Tuttavia, il fattore tecnologico come si è detto svolgerà un ruolo fondamentale, sia sul fronte della riconversione del sistema economico sia sul fronte della decarbonizzazione attraverso le energie rinnovabili. Questo secondo aspetto non è secondario se si tiene conto del fatto che, secondo le stime della Wood Mackenzie, per raggiungere i suoi obiettivi di decarbonizzazione la Cina dovrebbe aumentare di 11 volte la sua attuale capacità in termini di energia solare, eolica e di stoccaggio, il tutto per un ammontare complessivo di 5.040 giga watt di energia entro il 2050. Per queste ragioni, la migliore alternativa per Pechino potrebbe essere quella di utilizzare anche tecnologie CCS, senza le quali la neutralità carbonica potrebbe rivelarsi pressoché impossibile da raggiungere, nonostante anche per queste rimanga il dubbio su quanto affidamento si possa effettivamente riporre in un modello predittivo puramente algoritmico. In ogni caso, la Cina è ancora lontana, secondo alcuni studi, dal poterla adottare massicciamente nel breve periodo.

Un’altra problematica significativa è quella rappresentata dalla mancanza di alternative tecnologiche per rendere convertibili verso più bassi livelli di emissioni di carbonio due settori fondamentali dell’economia cinese: il settore dei trasporti e quello dell’industria pesante. Per avere una idea della loro incidenza complessiva, basti pensare che solamente nel 2019 i due settori hanno prodotto ben 5,7 miliardi di tonnellate di emissioni di carbonio, una cifra che da sola equivale alle emissioni degli USA e del Regno Unito messi assieme.

La Cina di Xi Jinping, dunque, sta compiendo un passo significativo per il benessere complessivo del nostro ecosistema, ma per raggiungere questi ambiziosi obiettivi sarà necessario creare trovare il modo di governare fattori determinanti ed interconnessi tra loro: sviluppo tecnologico, riconversione dell’economia dalle esportazioni al mercato interno dei servizi, riqualificazione professionale dei lavoratori ed investimenti in settori ad alto valore aggiunto.

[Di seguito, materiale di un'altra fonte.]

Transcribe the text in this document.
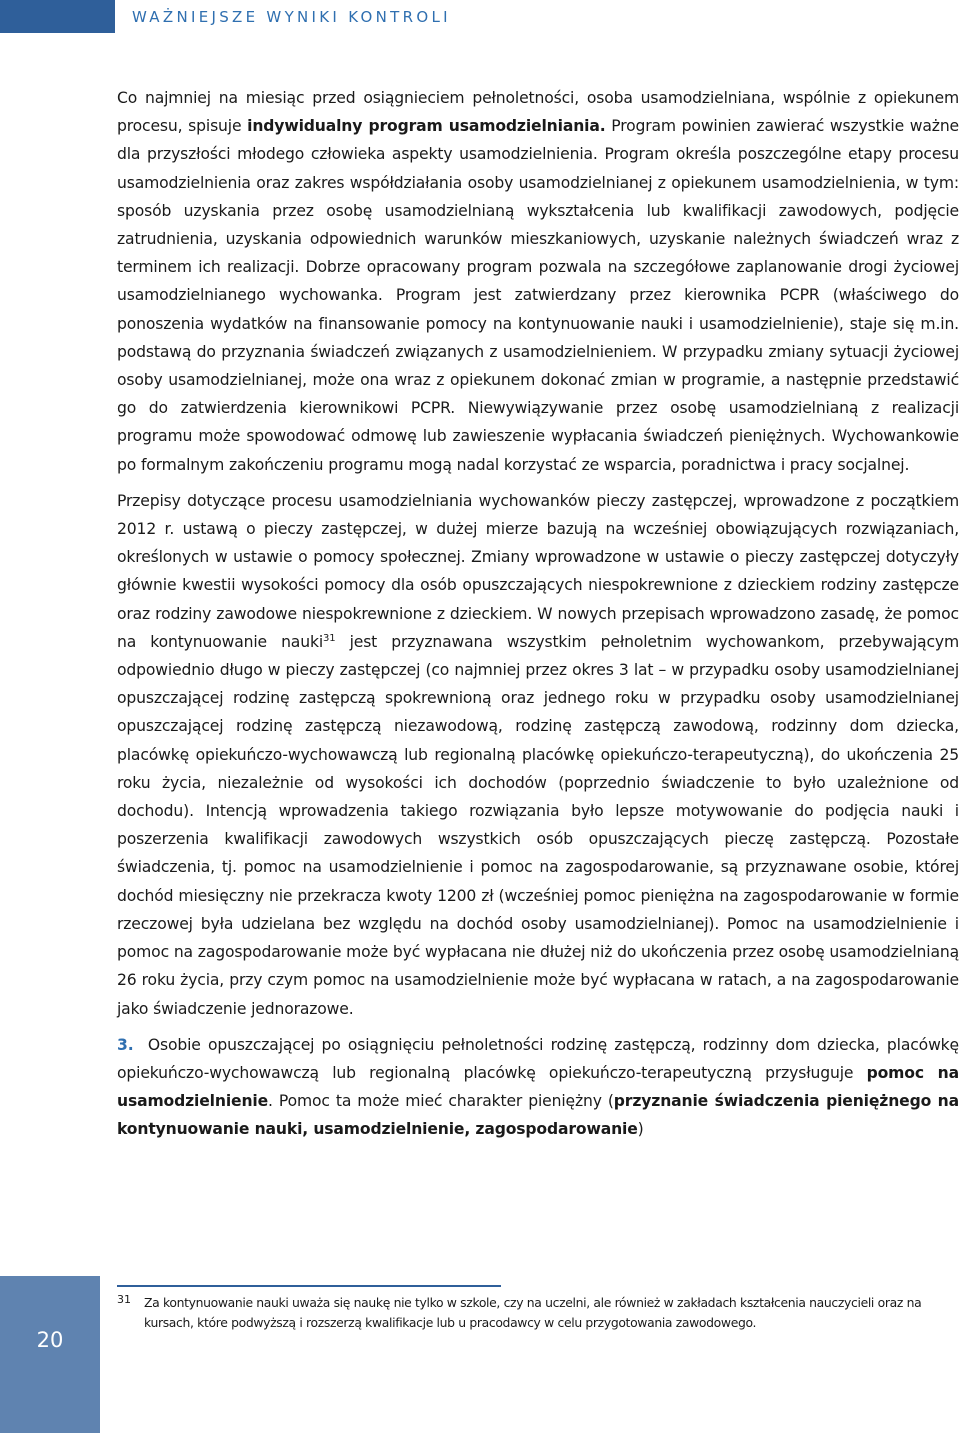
WAŻNIEJSZE WYNIKI KONTROLI

Co najmniej na miesiąc przed osiągnieciem pełnoletności, osoba usamodzielniana, wspólnie z opiekunem procesu, spisuje indywidualny program usamodzielniania. Program powinien zawierać wszystkie ważne dla przyszłości młodego człowieka aspekty usamodzielnienia. Program określa poszczególne etapy procesu usamodzielnienia oraz zakres współdziałania osoby usamodzielnianej z opiekunem usamodzielnienia, w tym: sposób uzyskania przez osobę usamodzielnianą wykształcenia lub kwalifikacji zawodowych, podjęcie zatrudnienia, uzyskania odpowiednich warunków mieszkaniowych, uzyskanie należnych świadczeń wraz z terminem ich realizacji. Dobrze opracowany program pozwala na szczegółowe zaplanowanie drogi życiowej usamodzielnianego wychowanka. Program jest zatwierdzany przez kierownika PCPR (właściwego do ponoszenia wydatków na finansowanie pomocy na kontynuowanie nauki i usamodzielnienie), staje się m.in. podstawą do przyznania świadczeń związanych z usamodzielnieniem. W przypadku zmiany sytuacji życiowej osoby usamodzielnianej, może ona wraz z opiekunem dokonać zmian w programie, a następnie przedstawić go do zatwierdzenia kierownikowi PCPR. Niewywiązywanie przez osobę usamodzielnianą z realizacji programu może spowodować odmowę lub zawieszenie wypłacania świadczeń pieniężnych. Wychowankowie po formalnym zakończeniu programu mogą nadal korzystać ze wsparcia, poradnictwa i pracy socjalnej.

Przepisy dotyczące procesu usamodzielniania wychowanków pieczy zastępczej, wprowadzone z początkiem 2012 r. ustawą o pieczy zastępczej, w dużej mierze bazują na wcześniej obowiązujących rozwiązaniach, określonych w ustawie o pomocy społecznej. Zmiany wprowadzone w ustawie o pieczy zastępczej dotyczyły głównie kwestii wysokości pomocy dla osób opuszczających niespokrewnione z dzieckiem rodziny zastępcze oraz rodziny zawodowe niespokrewnione z dzieckiem. W nowych przepisach wprowadzono zasadę, że pomoc na kontynuowanie nauki$^{31}$ jest przyznawana wszystkim pełnoletnim wychowankom, przebywającym odpowiednio długo w pieczy zastępczej (co najmniej przez okres 3 lat – w przypadku osoby usamodzielnianej opuszczającej rodzinę zastępczą spokrewnioną oraz jednego roku w przypadku osoby usamodzielnianej opuszczającej rodzinę zastępczą niezawodową, rodzinę zastępczą zawodową, rodzinny dom dziecka, placówkę opiekuńczo-wychowawczą lub regionalną placówkę opiekuńczo-terapeutyczną), do ukończenia 25 roku życia, niezależnie od wysokości ich dochodów (poprzednio świadczenie to było uzależnione od dochodu). Intencją wprowadzenia takiego rozwiązania było lepsze motywowanie do podjęcia nauki i poszerzenia kwalifikacji zawodowych wszystkich osób opuszczających pieczę zastępczą. Pozostałe świadczenia, tj. pomoc na usamodzielnienie i pomoc na zagospodarowanie, są przyznawane osobie, której dochód miesięczny nie przekracza kwoty 1200 zł (wcześniej pomoc pieniężna na zagospodarowanie w formie rzeczowej była udzielana bez względu na dochód osoby usamodzielnianej). Pomoc na usamodzielnienie i pomoc na zagospodarowanie może być wypłacana nie dłużej niż do ukończenia przez osobę usamodzielnianą 26 roku życia, przy czym pomoc na usamodzielnienie może być wypłacana w ratach, a na zagospodarowanie jako świadczenie jednorazowe.

3. Osobie opuszczającej po osiągnięciu pełnoletności rodzinę zastępczą, rodzinny dom dziecka, placówkę opiekuńczo-wychowawczą lub regionalną placówkę opiekuńczo-terapeutyczną przysługuje pomoc na usamodzielnienie. Pomoc ta może mieć charakter pieniężny (przyznanie świadczenia pieniężnego na kontynuowanie nauki, usamodzielnienie, zagospodarowanie)

31 Za kontynuowanie nauki uważa się naukę nie tylko w szkole, czy na uczelni, ale również w zakładach kształcenia nauczycieli oraz na kursach, które podwyższą i rozszerzą kwalifikacje lub u pracodawcy w celu przygotowania zawodowego.
20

Riprendendo il titolo del suo libro-manifesto, se Xi Jinping riuscirà a “Governare la Cina” tenendo assieme tutti questi fattori socio-economici, si stima che la Cina potrà superare anche gli Stati Uniti in termini di risorse economiche e know-how tecnologico entro il 2024. E proprio quest’ultimo aspetto rappresenta un altro elemento di ostacolo al progetto cinese, perché se da una parte tutti sono entusiasti all’idea che la Cina possa ridurre drasticamente il proprio impatto ambientale sul Pianeta, dall’altra essa rappresenterebbe così una variazione all’ordine politico mondiale. Ecco perché un altro aspetto da tenere presente sarà quello dell’interazione tra la Cina e gli USA. Questi ultimi, infatti, stanno portando avanti la loro idea di un decoupling, ovvero, di una separazione netta tra reti e le “filiere tecnologiche” statunitensi e quelle cinesi. Tutto ciò non solo per ragioni di sicurezza, ma anche per rallentare lo sviluppo tecnologico cinese che ancora oggi necessita di forte sostegno da parte del mercato occidentale per poter completare il suo percorso di sviluppo.